« Deux jours, une nuit » : que vaut le film anti-capitaliste des frères Dardenne ?

Le film montre involontairement comment des secteurs subventionnés par les pouvoirs publics se cassent la figure.

Par Thierry D.

2 jours 1 nuit

Dans leur dernier film « Deux Jours, Une Nuit », les frères Dardenne se penchent une fois de plus sur les méfaits du capitalisme tueur d’oursons et, plus particulièrement ici, la capacité de ce dernier à diviser le monde des travailleurs en les montant les uns contre les autres.

Le pitch est insoutenable : l’héroïne, déprimo-pleurnicharde, travaille dans une entreprise wallonne en difficulté et, tout au long du film, la pauvre fille devra aller de maison en maison pour tenter de convaincre ses collègues de renoncer à une prime de 1000 euros pour lui permettre de rester dans la boîte. Le capitalisme cynique et destructeur dans toute son horreur !

Vraiment ?

Dans le scénario, l’entreprise en question (SolWal, ça ne s’invente pas) monte et vend des panneaux solaires. Elle survit grâce aux certificats verts et n’aurait très probablement jamais existé sans ces derniers. Des études sérieuses ont d’ailleurs démontré que pour chaque emploi créé par un système de certificats verts ou, plus généralement, des subsides directs aux énergies renouvelables, entre 2 et 4 emplois sont détruits dans le reste de l’économie et le prix de l’électricité grimpe en flèche.
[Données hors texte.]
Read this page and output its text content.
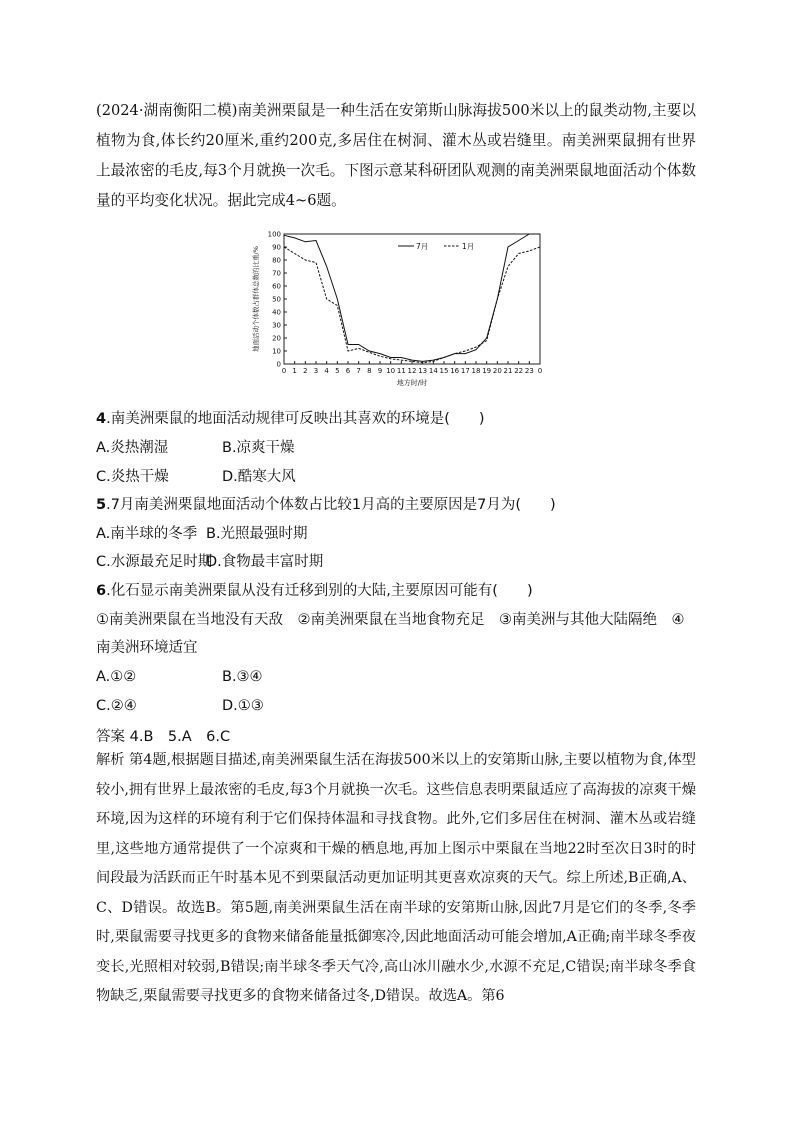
(2024·湖南衡阳二模)南美洲栗鼠是一种生活在安第斯山脉海拔500米以上的鼠类动物,主要以植物为食,体长约20厘米,重约200克,多居住在树洞、灌木丛或岩缝里。南美洲栗鼠拥有世界上最浓密的毛皮,每3个月就换一次毛。下图示意某科研团队观测的南美洲栗鼠地面活动个体数量的平均变化状况。据此完成4~6题。
0
10
20
30
40
50
60
70
80
90
100
0 1 2 3 4 5 6 7 8 9 10 11 12 13 14 15 16 17 18 19 20 21 22 23 0
地方时/时
地面活动个体数占群体总数的比重/%	7月	1月
4.南美洲栗鼠的地面活动规律可反映出其喜欢的环境是(　　)
A.炎热潮湿	B.凉爽干燥
C.炎热干燥	D.酷寒大风
5.7月南美洲栗鼠地面活动个体数占比较1月高的主要原因是7月为(　　)
A.南半球的冬季 B.光照最强时期
C.水源最充足时期
D.食物最丰富时期
6.化石显示南美洲栗鼠从没有迁移到别的大陆,主要原因可能有(　　)
①南美洲栗鼠在当地没有天敌　②南美洲栗鼠在当地食物充足　③南美洲与其他大陆隔绝　④
南美洲环境适宜
A.①②	B.③④
C.②④	D.①③
答案 4.B　5.A　6.C
解析 第4题,根据题目描述,南美洲栗鼠生活在海拔500米以上的安第斯山脉,主要以植物为食,体型较小,拥有世界上最浓密的毛皮,每3个月就换一次毛。这些信息表明栗鼠适应了高海拔的凉爽干燥环境,因为这样的环境有利于它们保持体温和寻找食物。此外,它们多居住在树洞、灌木丛或岩缝里,这些地方通常提供了一个凉爽和干燥的栖息地,再加上图示中栗鼠在当地22时至次日3时的时间段最为活跃而正午时基本见不到栗鼠活动更加证明其更喜欢凉爽的天气。综上所述,B正确,A、C、D错误。故选B。第5题,南美洲栗鼠生活在南半球的安第斯山脉,因此7月是它们的冬季,冬季时,栗鼠需要寻找更多的食物来储备能量抵御寒冷,因此地面活动可能会增加,A正确;南半球冬季夜变长,光照相对较弱,B错误;南半球冬季天气冷,高山冰川融水少,水源不充足,C错误;南半球冬季食物缺乏,栗鼠需要寻找更多的食物来储备过冬,D错误。故选A。第6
Bien sûr, nos Che Guevara Brothers dispendieux et opportunistes écartent ces considérations ridicules pour remettre une bonne petite couche de racisme économique. « C’est la faute des Chinois ! », font-ils dire au patron de la boîte désemparé. Le péril jaune qui menace l’économie wallonne. Il fallait y penser !

En réalité, le film montre de façon incroyablement candide (et involontairement) comment des secteurs choisis et subsidiés par les pouvoirs publics se cassent systématiquement la figure lorsque l’argent des autres vient à manquer.
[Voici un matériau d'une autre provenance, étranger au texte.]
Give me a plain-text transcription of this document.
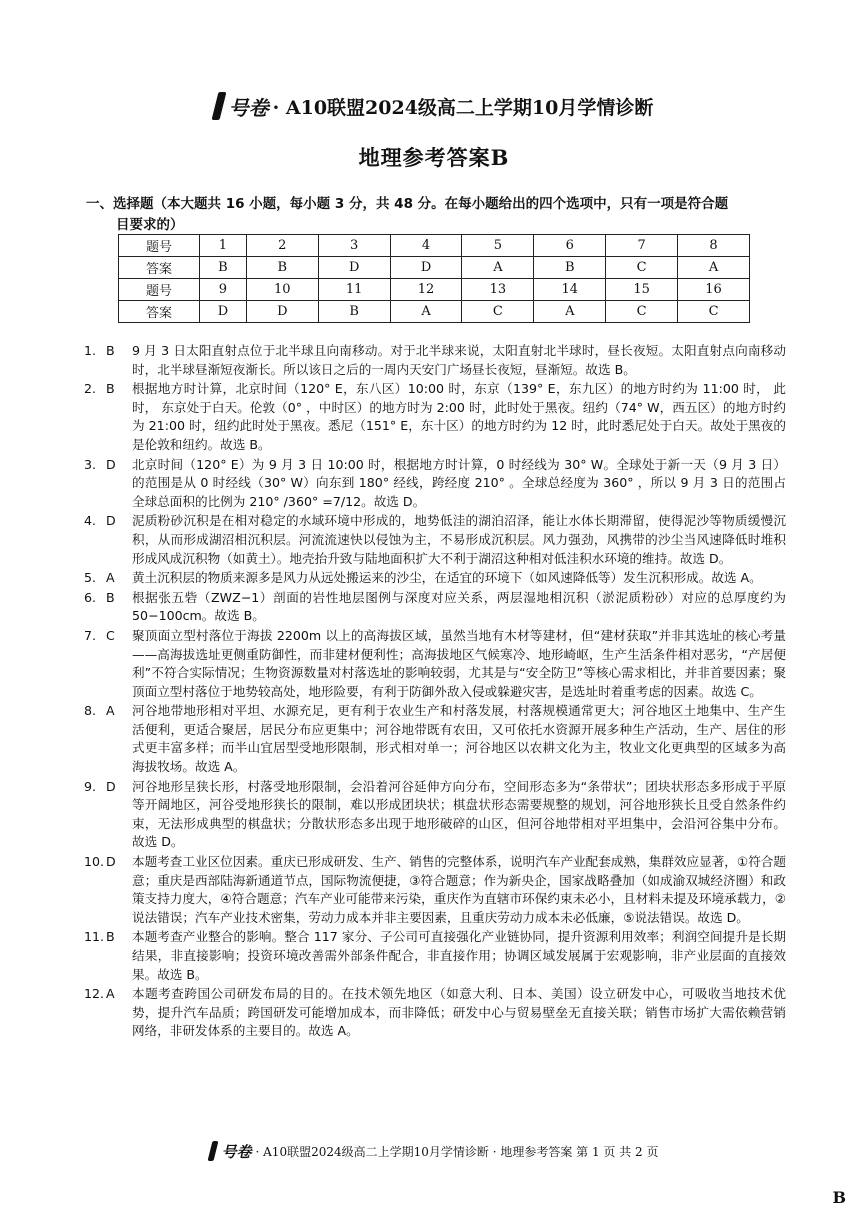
号卷 · A10联盟2024级高二上学期10月学情诊断
地理参考答案B
一、选择题（本大题共 16 小题，每小题 3 分，共 48 分。在每小题给出的四个选项中，只有一项是符合题
目要求的）
题号	1	2	3	4	5	6	7	8
答案	B	B	D	D	A	B	C	A
题号	9	10	11	12	13	14	15	16
答案	D	D	B	A	C	A	C	C
1. B	9 月 3 日太阳直射点位于北半球且向南移动。对于北半球来说，太阳直射北半球时，昼长夜短。太阳直射点向南移动时，北半球昼渐短夜渐长。所以该日之后的一周内天安门广场昼长夜短，昼渐短。故选 B。
2. B	根据地方时计算，北京时间（120° E，东八区）10:00 时，东京（139° E，东九区）的地方时约为 11:00 时， 此时， 东京处于白天。伦敦（0° ，中时区）的地方时为 2:00 时，此时处于黑夜。纽约（74° W，西五区）的地方时约为 21:00 时，纽约此时处于黑夜。悉尼（151° E，东十区）的地方时约为 12 时，此时悉尼处于白天。故处于黑夜的是伦敦和纽约。故选 B。
3. D	北京时间（120° E）为 9 月 3 日 10:00 时，根据地方时计算，0 时经线为 30° W。全球处于新一天（9 月 3 日）的范围是从 0 时经线（30° W）向东到 180° 经线，跨经度 210° 。全球总经度为 360° ，所以 9 月 3 日的范围占全球总面积的比例为 210° /360° =7/12。故选 D。
4. D	泥质粉砂沉积是在相对稳定的水域环境中形成的，地势低洼的湖泊沼泽，能让水体长期滞留，使得泥沙等物质缓慢沉积，从而形成湖沼相沉积层。河流流速快以侵蚀为主，不易形成沉积层。风力强劲，风携带的沙尘当风速降低时堆积形成风成沉积物（如黄土）。地壳抬升致与陆地面积扩大不利于湖沼这种相对低洼积水环境的维持。故选 D。
5. A	黄土沉积层的物质来源多是风力从远处搬运来的沙尘，在适宜的环境下（如风速降低等）发生沉积形成。故选 A。
6. B	根据张五砦（ZWZ−1）剖面的岩性地层图例与深度对应关系，两层湿地相沉积（淤泥质粉砂）对应的总厚度约为 50−100cm。故选 B。
7. C	聚顶面立型村落位于海拔 2200m 以上的高海拔区域，虽然当地有木材等建材，但“建材获取”并非其选址的核心考量——高海拔选址更侧重防御性，而非建材便利性；高海拔地区气候寒冷、地形崎岖，生产生活条件相对恶劣，“产居便利”不符合实际情况；生物资源数量对村落选址的影响较弱，尤其是与“安全防卫”等核心需求相比，并非首要因素；聚顶面立型村落位于地势较高处，地形险要，有利于防御外敌入侵或躲避灾害，是选址时着重考虑的因素。故选 C。
8. A	河谷地带地形相对平坦、水源充足，更有利于农业生产和村落发展，村落规模通常更大；河谷地区土地集中、生产生活便利，更适合聚居，居民分布应更集中；河谷地带既有农田，又可依托水资源开展多种生产活动，生产、居住的形式更丰富多样；而半山宜居型受地形限制，形式相对单一；河谷地区以农耕文化为主，牧业文化更典型的区域多为高海拔牧场。故选 A。
9. D	河谷地形呈狭长形，村落受地形限制，会沿着河谷延伸方向分布，空间形态多为“条带状”；团块状形态多形成于平原等开阔地区，河谷受地形狭长的限制，难以形成团块状；棋盘状形态需要规整的规划，河谷地形狭长且受自然条件约束，无法形成典型的棋盘状；分散状形态多出现于地形破碎的山区，但河谷地带相对平坦集中，会沿河谷集中分布。故选 D。
10. D	本题考查工业区位因素。重庆已形成研发、生产、销售的完整体系，说明汽车产业配套成熟，集群效应显著，①符合题意；重庆是西部陆海新通道节点，国际物流便捷，③符合题意；作为新央企，国家战略叠加（如成渝双城经济圈）和政策支持力度大，④符合题意；汽车产业可能带来污染，重庆作为直辖市环保约束未必小，且材料未提及环境承载力，②说法错误；汽车产业技术密集，劳动力成本并非主要因素，且重庆劳动力成本未必低廉，⑤说法错误。故选 D。
11. B	本题考查产业整合的影响。整合 117 家分、子公司可直接强化产业链协同，提升资源利用效率；利润空间提升是长期结果，非直接影响；投资环境改善需外部条件配合，非直接作用；协调区域发展属于宏观影响，非产业层面的直接效果。故选 B。
12. A	本题考查跨国公司研发布局的目的。在技术领先地区（如意大利、日本、美国）设立研发中心，可吸收当地技术优势，提升汽车品质；跨国研发可能增加成本，而非降低；研发中心与贸易壁垒无直接关联；销售市场扩大需依赖营销网络，非研发体系的主要目的。故选 A。
号卷 · A10联盟2024级高二上学期10月学情诊断 · 地理参考答案 第 1 页 共 2 页
B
Mais bon, c’est tellement plus facile de mettre ces problèmes sur le dos des étrangers et du marché libre sans foi ni loi que sur plus de cinquante ans de collectivisme et de planification économique.

En parlant de subsides, on notera que ce film-révélation n’aurait jamais existé sans le concours généreux bien qu’involontaire des contribuables belges et européens dont l’argent fut si judicieusement redistribué aux deux frères via la RTBF, le Centre du Cinéma et de l’Audiovisuel de la Fédération Wallonie-Bruxelles, France Télévisions, le Vlaams Audiovisueel Fonds, Eurimages et VOO.

  • Deux jours, une nuit, drame belge de Jean-Pierre et Luc Dardenne (sortie le 21 mai 2014), avec Marion Cotillard, Fabrizio Rongione, Pili Groyne. Durée : 1h35.